La personne qui fut l'instrument principal pour soulever les indigènes et les persuader de combattre les Romains, la personne qui fut jugée digne d'être leur chef et qui dirigea la conduite de toute la guerre, était Boadicea, une femme britannique de famille royale et possédant une intelligence plus grande que celle qui appartient souvent aux femmes. Cette femme convoqua son armée, qui comptait plus de 120 000 hommes, et monta un tribunal qui fut bâti de terre, à la mode romaine.
En stature elle était très grande, dans son apparence terrifiante, dans la lueur de ses yeux la plus grande férocité, et sa voix était rauque ; une grande masse de chevelure rousse tombait jusqu'à ses hanches ; autour de son cou il y avait un grand collier en or ; et elle portait une tunique avec plusieurs couleurs, sur laquelle un épais manteau était attaché avec une broche. C'étaient ses vêtements habituels.
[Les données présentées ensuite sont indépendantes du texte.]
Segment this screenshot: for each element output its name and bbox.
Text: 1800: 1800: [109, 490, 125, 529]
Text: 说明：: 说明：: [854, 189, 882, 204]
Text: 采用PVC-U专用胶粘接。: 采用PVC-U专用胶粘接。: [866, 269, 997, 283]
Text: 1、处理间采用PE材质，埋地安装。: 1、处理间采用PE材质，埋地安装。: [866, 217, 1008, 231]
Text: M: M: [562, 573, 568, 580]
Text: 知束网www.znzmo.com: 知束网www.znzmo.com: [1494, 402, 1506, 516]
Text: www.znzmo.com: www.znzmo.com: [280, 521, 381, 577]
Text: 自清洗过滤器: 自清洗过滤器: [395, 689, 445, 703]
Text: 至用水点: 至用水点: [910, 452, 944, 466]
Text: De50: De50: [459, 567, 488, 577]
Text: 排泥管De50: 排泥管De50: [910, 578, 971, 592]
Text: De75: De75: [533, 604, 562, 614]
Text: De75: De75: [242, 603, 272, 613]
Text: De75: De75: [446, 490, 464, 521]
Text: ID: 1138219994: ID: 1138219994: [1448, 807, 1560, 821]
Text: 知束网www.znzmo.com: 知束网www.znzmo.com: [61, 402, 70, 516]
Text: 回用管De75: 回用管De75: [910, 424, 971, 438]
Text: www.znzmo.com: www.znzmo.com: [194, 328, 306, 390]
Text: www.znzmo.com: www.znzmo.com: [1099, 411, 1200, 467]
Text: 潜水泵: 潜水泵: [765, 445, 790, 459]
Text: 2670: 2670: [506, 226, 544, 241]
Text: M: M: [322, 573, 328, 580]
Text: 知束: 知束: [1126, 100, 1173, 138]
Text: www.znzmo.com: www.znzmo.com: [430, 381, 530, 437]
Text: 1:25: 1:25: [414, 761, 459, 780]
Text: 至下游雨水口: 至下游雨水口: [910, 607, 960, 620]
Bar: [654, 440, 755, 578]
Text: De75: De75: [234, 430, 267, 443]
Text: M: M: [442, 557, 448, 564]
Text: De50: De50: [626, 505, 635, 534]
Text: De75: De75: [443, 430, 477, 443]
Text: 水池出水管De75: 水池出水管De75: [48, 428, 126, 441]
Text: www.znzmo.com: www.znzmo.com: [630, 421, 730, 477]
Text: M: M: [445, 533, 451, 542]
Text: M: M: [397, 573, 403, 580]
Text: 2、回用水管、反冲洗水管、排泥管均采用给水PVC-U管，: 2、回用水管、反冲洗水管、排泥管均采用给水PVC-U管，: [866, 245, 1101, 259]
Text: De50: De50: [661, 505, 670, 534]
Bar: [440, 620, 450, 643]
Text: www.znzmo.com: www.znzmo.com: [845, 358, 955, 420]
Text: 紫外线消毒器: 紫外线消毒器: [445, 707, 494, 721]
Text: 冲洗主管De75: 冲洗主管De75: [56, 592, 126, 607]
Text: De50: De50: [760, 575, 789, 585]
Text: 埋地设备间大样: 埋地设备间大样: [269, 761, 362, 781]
Dion Cassius, Histoire Romaine, LXII, 1-2.

Torque celtique découvert en Angleterre, Ier siècle av. J.-C. C'est ce type de "collier" que portait la reine Boudicca, comme tous les aristocrates du monde celte.

[1] Sur la question complexe de la celtisation des îles Britanniques, voir B. Raftery, « Les Celtes pré-chrétiens des îles », dans Les Celtes, [Exposition du Palazzo Grassi de Venise de 1991], Paris, 1997, p. 557-577.
[2] Les données concernant ce personnage sont rares ; elles sont rassemblées par S. Demougin, Prosopographie des chevaliers romains julio-claudiens, Rome, 1992, p. 452, n° 542.

Bibliographie :


- D. R. Dudley et G. Wabster, The Rebellion of Boudicca, Londres, 1963.

- I. Andrews, Boudicca's revolt, Calmbridge, 1972.

- D. Watts, Boudicca's heirs : Women in early Britain, New York, 2005.

- Chl. Chamouton, "Boudicca, la reine celte", Histoire Antique, n° 26, juillet-août 2006, p. 16-37.

Amaury Piedfer.


La Grande-Bretagne contemporaine a voulu célébrer la mémoire de la première grande reine britannique, en lui érigeant à Londres (Westminster Bridge) une statue, conçue par Thomas Thorncroft (1850).